De Odebrecht, FMI y Fitch-Ratings a China

Compartiendo decisión de restablecer elaciones con China, los que llevamos anotaciones debemos observar que el paso fue dado después de que fuentes habituales de financiamiento gubernamental comenzaron a dificultarse: Colapso brasileño por desmonte del andamiaje de corrupción ODEBRECHT, reiteración de dictámenes FMI sobre insostenibilidad de nuestro crecimiento por excesivos gastos y endeudamiento, calificación de nuestra deuda BB-, de alto riesgo, por Fitch-Ratings.
Quizás por esta razón, no se han adjudicado últimas subastas gubernamentales recabando RD$11,500 millones. Como no ha habido explicaciones, puede atribuirse a elevadas exigencias financieras de ofertantes.
El FMI viene advertido sobre “condiciones financieras mundiales… más restrictivas” lo cual traduce financiamientos mas costosos, abonadas por aumentos de tasas de interés por la Reserva Federal de EEUU.
Traemos esto a colación puesto se especula que la decisión gubernamental estuvo precipitada por ofrecimientos de financiamiento chino.
Si esta especulación fuera cierta, anotamos que las autoridades pudieran llevarse la sorpresa de ser víctima del multilingüe refranero de “ir por lana y volver trasquilado” que alude a quienes buscan lo que no tienen y terminan perdiendo lo que tenían.
Esto así porque no visualizamos que el financiamiento chino sea tan estimulante de la irresponsabilidad gubernamental como ha sido el hasta ahora preferido por el gobierno – Bonos soberanos de libre disposición y sin condicionamientos – que han financiado lo que el FMI llama “gastos ineficientes”: burocracia, subsidios y corrupción.
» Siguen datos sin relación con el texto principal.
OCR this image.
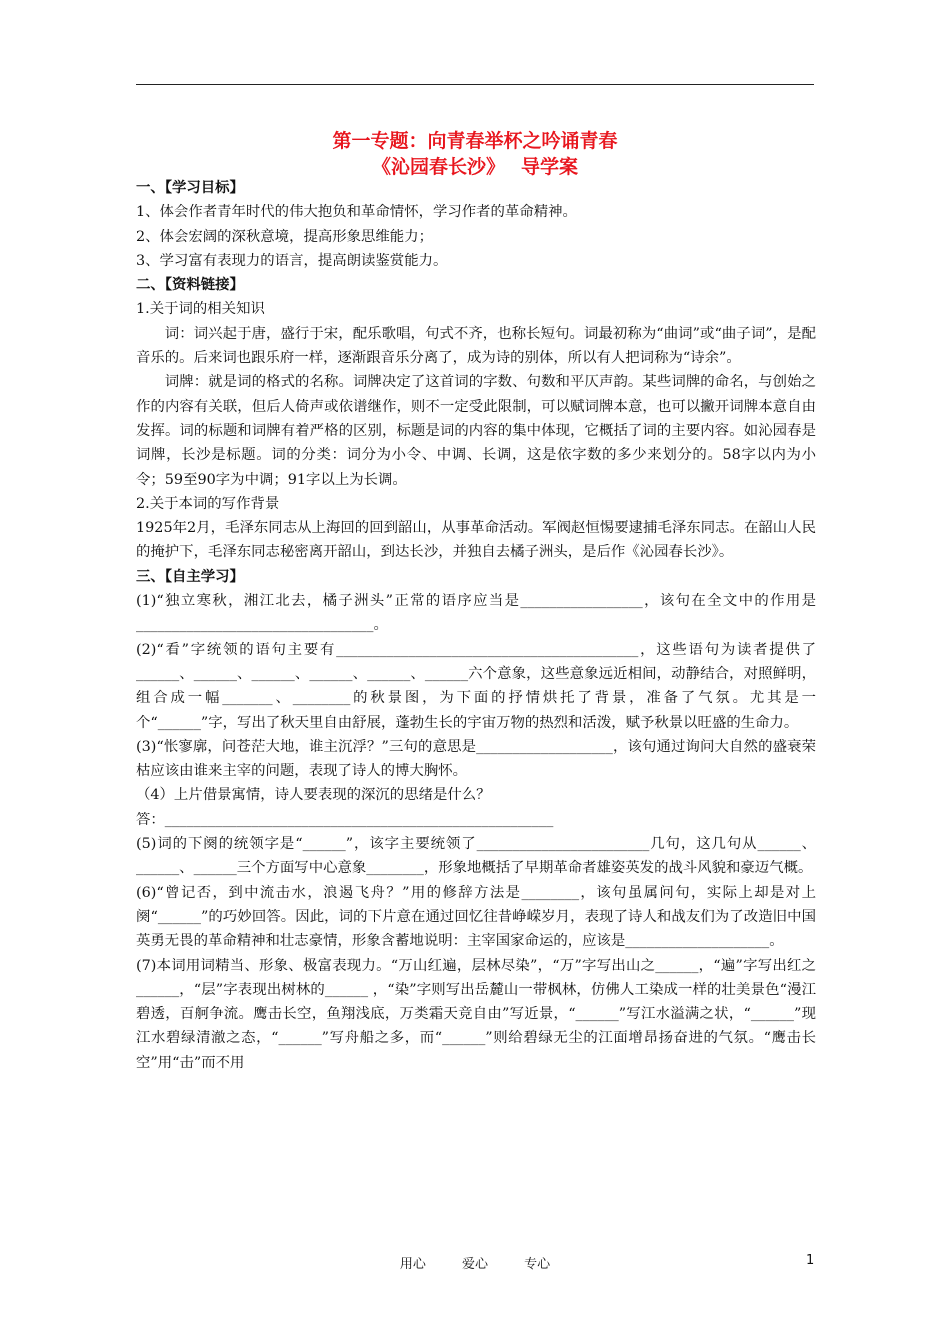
第一专题：向青春举杯之吟诵青春
《沁园春长沙》　 导学案

一、【学习目标】

1、体会作者青年时代的伟大抱负和革命情怀，学习作者的革命精神。

2、体会宏阔的深秋意境，提高形象思维能力；

3、学习富有表现力的语言，提高朗读鉴赏能力。

二、【资料链接】

1.关于词的相关知识

词：词兴起于唐，盛行于宋，配乐歌唱，句式不齐，也称长短句。词最初称为“曲词”或“曲子词”，是配音乐的。后来词也跟乐府一样，逐渐跟音乐分离了，成为诗的别体，所以有人把词称为“诗余”。

词牌：就是词的格式的名称。词牌决定了这首词的字数、句数和平仄声韵。某些词牌的命名，与创始之作的内容有关联，但后人倚声或依谱继作，则不一定受此限制，可以赋词牌本意，也可以撇开词牌本意自由发挥。词的标题和词牌有着严格的区别，标题是词的内容的集中体现，它概括了词的主要内容。如沁园春是词牌，长沙是标题。词的分类：词分为小令、中调、长调，这是依字数的多少来划分的。58字以内为小令；59至90字为中调；91字以上为长调。

2.关于本词的写作背景

1925年2月，毛泽东同志从上海回的回到韶山，从事革命活动。军阀赵恒惕要逮捕毛泽东同志。在韶山人民的掩护下，毛泽东同志秘密离开韶山，到达长沙，并独自去橘子洲头，是后作《沁园春长沙》。

三、【自主学习】

(1)“独立寒秋，湘江北去，橘子洲头”正常的语序应当是_________________，该句在全文中的作用是_________________________________。

(2)“看”字统领的语句主要有__________________________________________，这些语句为读者提供了______、______、______、______、______、______六个意象，这些意象远近相间，动静结合，对照鲜明，组合成一幅_______、________的秋景图，为下面的抒情烘托了背景，准备了气氛。尤其是一个“______”字，写出了秋天里自由舒展，蓬勃生长的宇宙万物的热烈和活泼，赋予秋景以旺盛的生命力。

(3)“怅寥廓，问苍茫大地，谁主沉浮？”三句的意思是___________________，该句通过询问大自然的盛衰荣枯应该由谁来主宰的问题，表现了诗人的博大胸怀。

（4）上片借景寓情，诗人要表现的深沉的思绪是什么？

答：______________________________________________________

(5)词的下阕的统领字是“______”，该字主要统领了________________________几句，这几句从______、______、______三个方面写中心意象________，形象地概括了早期革命者雄姿英发的战斗风貌和豪迈气概。

(6)“曾记否，到中流击水，浪遏飞舟？”用的修辞方法是________，该句虽属问句，实际上却是对上阕“______”的巧妙回答。因此，词的下片意在通过回忆往昔峥嵘岁月，表现了诗人和战友们为了改造旧中国英勇无畏的革命精神和壮志豪情，形象含蓄地说明：主宰国家命运的，应该是____________________。

(7)本词用词精当、形象、极富表现力。“万山红遍，层林尽染”，“万”字写出山之______，“遍”字写出红之______，“层”字表现出树林的______ ，“染”字则写出岳麓山一带枫林，仿佛人工染成一样的壮美景色“漫江碧透，百舸争流。鹰击长空，鱼翔浅底，万类霜天竞自由”写近景，“______”写江水溢满之状，“______”现江水碧绿清澈之态，“______”写舟船之多，而“______”则给碧绿无尘的江面增昂扬奋进的气氛。“鹰击长空”用“击”而不用

用心	爱心	专心	1
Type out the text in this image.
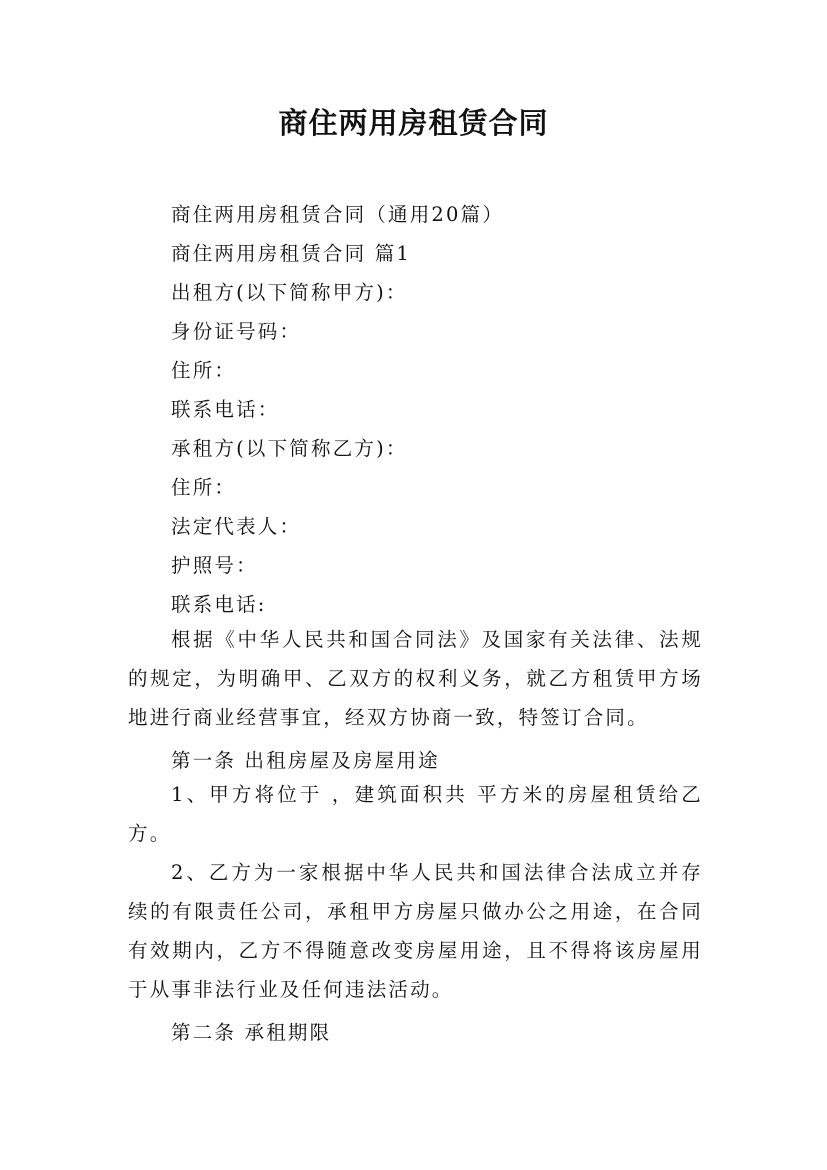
商住两用房租赁合同
商住两用房租赁合同（通用20篇）
商住两用房租赁合同 篇1
出租方(以下简称甲方)：
身份证号码：
住所：
联系电话：
承租方(以下简称乙方)：
住所：
法定代表人：
护照号：
联系电话:
根据《中华人民共和国合同法》及国家有关法律、法规的规定，为明确甲、乙双方的权利义务，就乙方租赁甲方场地进行商业经营事宜，经双方协商一致，特签订合同。
第一条 出租房屋及房屋用途
1、甲方将位于 ，建筑面积共 平方米的房屋租赁给乙方。
2、乙方为一家根据中华人民共和国法律合法成立并存续的有限责任公司，承租甲方房屋只做办公之用途，在合同有效期内，乙方不得随意改变房屋用途，且不得将该房屋用于从事非法行业及任何违法活动。
第二条 承租期限
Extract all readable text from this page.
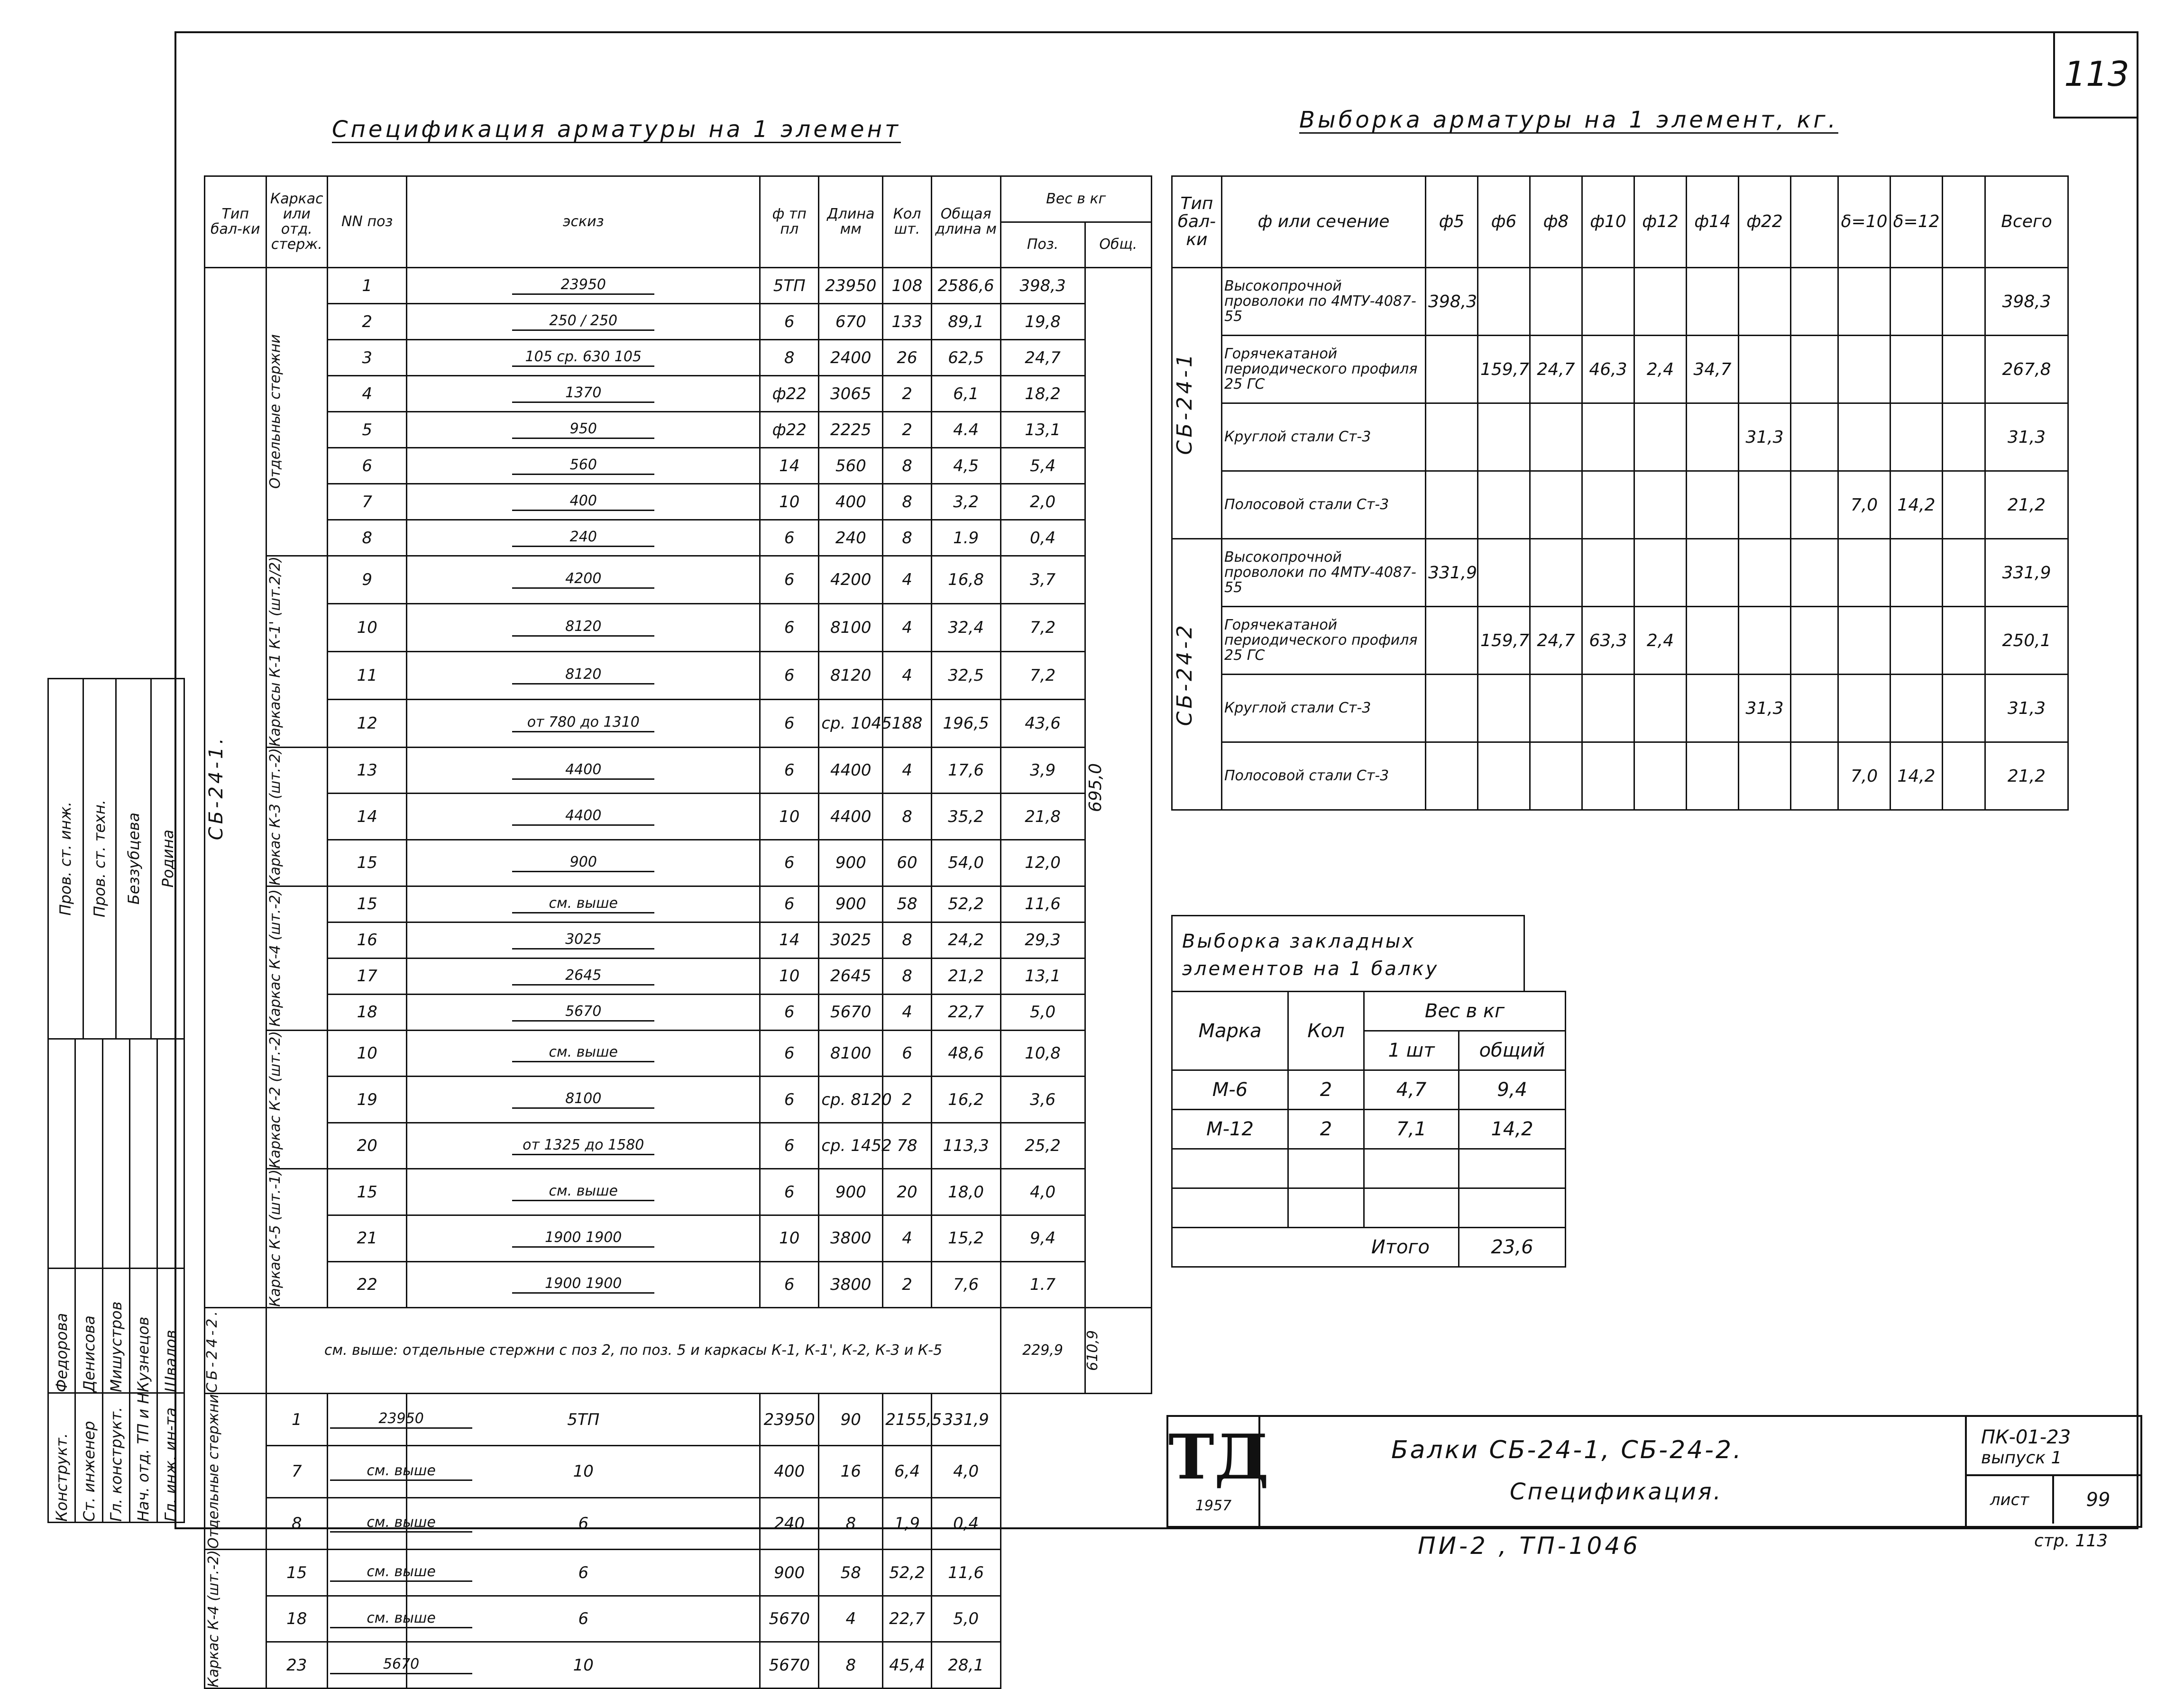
113
Спецификация арматуры на 1 элемент	Выборка арматуры на 1 элемент, кг.
Тип бал-ки	Каркас или отд. стерж.	NN поз	эскиз	ф тп пл	Длина мм	Кол шт.	Общая длина м	Вес в кг	
								Поз.	Общ.

СБ-24-1.	Отдельные стержни	1	23950	5ТП	23950	108	2586,6	398,3	695,0

		2	250 / 250	6	670	133	89,1	19,8	
		3	105 ср. 630 105	8	2400	26	62,5	24,7	
		4	1370	ф22	3065	2	6,1	18,2	
		5	950	ф22	2225	2	4.4	13,1	
		6	560	14	560	8	4,5	5,4	
		7	400	10	400	8	3,2	2,0	
		8	240	6	240	8	1.9	0,4	

	Каркасы К-1 К-1' (шт.2/2)	9	4200	6	4200	4	16,8	3,7	
		10	8120	6	8100	4	32,4	7,2	
		11	8120	6	8120	4	32,5	7,2	
		12	от 780 до 1310	6	ср. 1045	188	196,5	43,6	

	Каркас К-3 (шт.-2)	13	4400	6	4400	4	17,6	3,9	
		14	4400	10	4400	8	35,2	21,8	
		15	900	6	900	60	54,0	12,0	

	Каркас К-4 (шт.-2)	15	см. выше	6	900	58	52,2	11,6	
		16	3025	14	3025	8	24,2	29,3	
		17	2645	10	2645	8	21,2	13,1	
		18	5670	6	5670	4	22,7	5,0	

	Каркас К-2 (шт.-2)	10	см. выше	6	8100	6	48,6	10,8	
		19	8100	6	ср. 8120	2	16,2	3,6	
		20	от 1325 до 1580	6	ср. 1452	78	113,3	25,2	

	Каркас К-5 (шт.-1)	15	см. выше	6	900	20	18,0	4,0	
		21	1900 1900	10	3800	4	15,2	9,4	
		22	1900 1900	6	3800	2	7,6	1.7	

СБ-24-2.	см. выше: отдельные стержни с поз 2, по поз. 5 и каркасы К-1, К-1', К-2, К-3 и К-5							229,9	610,9

Отдельные стержни	1	23950	5ТП	23950	90	2155,5	331,9		
	7	см. выше	10	400	16	6,4	4,0		
	8	см. выше	6	240	8	1,9	0,4		

Каркас К-4 (шт.-2)	15	см. выше	6	900	58	52,2	11,6		
	18	см. выше	6	5670	4	22,7	5,0		
	23	5670	10	5670	8	45,4	28,1		
Тип бал-ки	ф или сечение	ф5	ф6	ф8	ф10	ф12	ф14	ф22		δ=10	δ=12		Всего

СБ-24-1	Высокопрочной проволоки по 4МТУ-4087-55	398,3											398,3
	Горячекатаной периодического профиля 25 ГС		159,7	24,7	46,3	2,4	34,7						267,8
	Круглой стали Ст-3							31,3					31,3
	Полосовой стали Ст-3									7,0	14,2		21,2

СБ-24-2	Высокопрочной проволоки по 4МТУ-4087-55	331,9											331,9
	Горячекатаной периодического профиля 25 ГС		159,7	24,7	63,3	2,4							250,1
	Круглой стали Ст-3							31,3					31,3
	Полосовой стали Ст-3									7,0	14,2		21,2
Выборка закладных элементов на 1 балку
Марка	Кол	Вес в кг	
		1 шт	общий
М-6	2	4,7	9,4
М-12	2	7,1	14,2

Итого			23,6
ТД
1957
Балки СБ-24-1, СБ-24-2.
Спецификация.
ПК-01-23
выпуск 1
лист	99
ПИ-2 , ТП-1046	стр. 113
Пров. ст. инж.	Пров. ст. техн.	Беззубцева	Родина

Федорова
Конструкт.
Денисова
Ст. инженер
Мишустров
Гл. конструкт.
Кузнецов
Нач. отд. ТП и Н
Швалов
Гл. инж. ин-та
Al respecto conviene recordar que el socialismo chino no es del corte sociopopulista, enmarcado en socialismo Siglo XXI, en el que se inscribe el gobierno. China se desarrolló en base al trabajo y no al “subsidialismo”. Sus infraestructuras pasadas fueron construidas a pico y pala a veces con trabajo forzado. La eficiencia se le exige a su burocracia y llega al fusilamiento de funcionarios corruptos.
De hecho se menciona financiamiento chino focalizado, principalmente en infraestructura: transporte y energía. Debe observarse que China ha apoyado la creación de mecanismos financieros como el Banco Asiático, especie de Banco Mundial; y el Nuevo Banco de Desarrollo. Ambos enfatizan en infraestructuras.
Pudiera especularse que la decisión fue precipitada por el fracaso financiero y ambiental de Punta Catalina, también fracaso de la gestión presidencial del Presidente Medina al ser su proyecto insignia y tener su palabra empeñada en su terminación.
Si el gobierno cree que las relaciones diplomáticas con China pueden abrirle las puertas del endeudamiento irresponsable hasta ahora concertado, puede llevarse la sorpresa de no obtenerlo.
Y si creyendo que financiamiento chino puede evitarle emprender el imprescindible “ajuste fiscal significativo” contemplando “racionalizar los gastos ineficientes”, expresiones fondomonetaristas, pudiera terminar trasquilado al caer su variable más acariciada (PBI).